Sceny jak z horroru rozegrały się w nocy z piątku na sobotę w Sośnie k. Sępólna Krajeńskiego (Kujawsko-Pomorskie). Trzech bandytów napadło na plebanię i sterroryzowało śpiących księży.
– Obudziłem się, a nade mną stał facet w kominiarce – mówi ks. Stanisław, który w parafii Niepokalanego Serca Maryi przebywa na misji. – Jeden przyszedł do mnie, dwóch poszło do proboszcza. Bandyta powiedział mi, że mam się nie ruszać. Później usłyszałem krzyk proboszcza. Zerwałem się, ale zostałem brutalnie popchnięty na łóżko – wspomina roztrzęsiony ksiądz.
O ile misjonarz został oszczędzony, to proboszcz Andrzej Jaskóła został skatowany przez napastników. Najpierw został uderzony w głowę kluczem francuskim, a później złamano mu mały palec u lewej dłoni.
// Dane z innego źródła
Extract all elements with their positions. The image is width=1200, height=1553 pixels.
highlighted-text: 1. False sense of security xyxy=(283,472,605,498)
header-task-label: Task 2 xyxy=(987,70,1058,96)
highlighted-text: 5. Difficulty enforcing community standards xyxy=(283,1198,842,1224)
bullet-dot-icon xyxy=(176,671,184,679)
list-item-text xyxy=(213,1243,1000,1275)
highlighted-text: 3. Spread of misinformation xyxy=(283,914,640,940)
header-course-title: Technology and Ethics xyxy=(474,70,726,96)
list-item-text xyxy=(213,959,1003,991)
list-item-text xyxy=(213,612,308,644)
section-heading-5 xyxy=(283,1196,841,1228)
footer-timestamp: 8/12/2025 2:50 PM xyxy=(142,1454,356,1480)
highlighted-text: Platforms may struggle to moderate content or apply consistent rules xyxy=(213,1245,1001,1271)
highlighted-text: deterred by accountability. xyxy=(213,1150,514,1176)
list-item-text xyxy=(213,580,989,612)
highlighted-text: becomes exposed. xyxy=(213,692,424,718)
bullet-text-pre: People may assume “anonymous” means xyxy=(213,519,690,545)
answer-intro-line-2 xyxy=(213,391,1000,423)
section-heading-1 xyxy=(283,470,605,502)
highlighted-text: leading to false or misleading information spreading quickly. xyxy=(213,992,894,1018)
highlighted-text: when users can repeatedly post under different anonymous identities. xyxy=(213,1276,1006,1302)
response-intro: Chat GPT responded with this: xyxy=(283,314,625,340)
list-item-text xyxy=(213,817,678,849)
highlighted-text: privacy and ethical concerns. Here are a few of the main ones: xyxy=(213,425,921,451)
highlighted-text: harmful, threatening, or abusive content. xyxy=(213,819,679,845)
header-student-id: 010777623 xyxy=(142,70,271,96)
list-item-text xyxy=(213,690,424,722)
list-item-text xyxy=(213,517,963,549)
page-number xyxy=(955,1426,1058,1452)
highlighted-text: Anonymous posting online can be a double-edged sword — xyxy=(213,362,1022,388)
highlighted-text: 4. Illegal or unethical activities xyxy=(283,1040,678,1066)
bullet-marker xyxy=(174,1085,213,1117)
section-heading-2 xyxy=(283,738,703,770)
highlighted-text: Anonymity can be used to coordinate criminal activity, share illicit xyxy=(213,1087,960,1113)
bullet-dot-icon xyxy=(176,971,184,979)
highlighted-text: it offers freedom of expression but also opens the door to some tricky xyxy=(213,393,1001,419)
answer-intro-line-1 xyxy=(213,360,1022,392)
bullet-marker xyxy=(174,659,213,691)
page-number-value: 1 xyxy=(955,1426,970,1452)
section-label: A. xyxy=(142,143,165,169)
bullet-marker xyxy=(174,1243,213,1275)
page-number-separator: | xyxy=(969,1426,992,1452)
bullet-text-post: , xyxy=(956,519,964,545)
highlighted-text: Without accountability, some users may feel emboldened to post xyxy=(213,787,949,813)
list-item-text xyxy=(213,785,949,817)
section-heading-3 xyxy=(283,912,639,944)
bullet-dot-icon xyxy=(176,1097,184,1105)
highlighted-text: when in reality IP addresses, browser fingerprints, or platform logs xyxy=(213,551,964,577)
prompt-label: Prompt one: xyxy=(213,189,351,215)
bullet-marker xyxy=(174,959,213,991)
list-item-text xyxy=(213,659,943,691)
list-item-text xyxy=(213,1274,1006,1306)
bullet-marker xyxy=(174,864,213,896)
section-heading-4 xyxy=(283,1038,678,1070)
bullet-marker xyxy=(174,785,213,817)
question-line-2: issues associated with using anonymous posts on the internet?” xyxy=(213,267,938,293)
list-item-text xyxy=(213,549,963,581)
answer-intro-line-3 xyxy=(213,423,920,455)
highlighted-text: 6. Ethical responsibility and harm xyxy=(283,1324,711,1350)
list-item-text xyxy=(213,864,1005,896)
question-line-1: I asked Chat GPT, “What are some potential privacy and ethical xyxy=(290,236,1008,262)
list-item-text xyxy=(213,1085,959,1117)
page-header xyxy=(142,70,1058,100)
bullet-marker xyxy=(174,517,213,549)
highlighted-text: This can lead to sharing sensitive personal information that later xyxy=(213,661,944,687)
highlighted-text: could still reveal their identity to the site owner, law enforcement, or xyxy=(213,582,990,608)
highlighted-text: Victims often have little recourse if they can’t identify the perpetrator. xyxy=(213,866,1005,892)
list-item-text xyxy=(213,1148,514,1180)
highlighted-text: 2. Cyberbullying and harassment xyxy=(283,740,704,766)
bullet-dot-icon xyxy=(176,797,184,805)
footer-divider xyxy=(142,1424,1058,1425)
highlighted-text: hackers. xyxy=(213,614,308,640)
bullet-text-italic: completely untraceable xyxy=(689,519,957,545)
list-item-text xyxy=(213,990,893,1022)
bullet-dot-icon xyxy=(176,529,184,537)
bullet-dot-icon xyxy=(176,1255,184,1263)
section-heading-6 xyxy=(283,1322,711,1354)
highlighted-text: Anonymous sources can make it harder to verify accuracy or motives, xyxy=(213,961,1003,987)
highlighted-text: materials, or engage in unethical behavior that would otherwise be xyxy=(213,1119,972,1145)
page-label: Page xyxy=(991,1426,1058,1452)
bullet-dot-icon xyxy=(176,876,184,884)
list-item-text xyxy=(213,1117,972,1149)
Horror przeciągał się w nieskończoność.
– Mogło to trwać jakieś 50 minut. Napastnicy nie spieszyli się. Mogli mieć między 25 a 40 lat – mówi ks. Stanisław. Kiedy na plebanii ucichło, misjonarz zerwał się z łóżka i pobiegł ratować proboszcza. Ten leżał pobity w swoim pokoju.
Napastnicy zniszczyli telefony i komputery księży. Z jedynego ocalałego telefonu stacjonarnego misjonarz wezwał pomoc. Proboszcz został przewieziony do szpitala w Więcborku. Po opatrzeniu ran został wypisany do domu.
– Bandyci zrabowali pieniądze i kosztowne przedmioty – poinformował podkom. Przemysław Słomski z bydgoskiej policji. Nieoficjalnie udało nam się dowiedzieć, że zrabowali około 20 tys. złotych i dwa telefony komórkowe. Trwają poszukiwania sprawców napadu.
– To już jest któreś z kolei włamanie na tej plebanii – mówi mieszkanka Sośna, pani Urszula. Mieszkańcy zachodzą w głowę, jak długo bandyci będą czuć się w ich parafii bezkarni.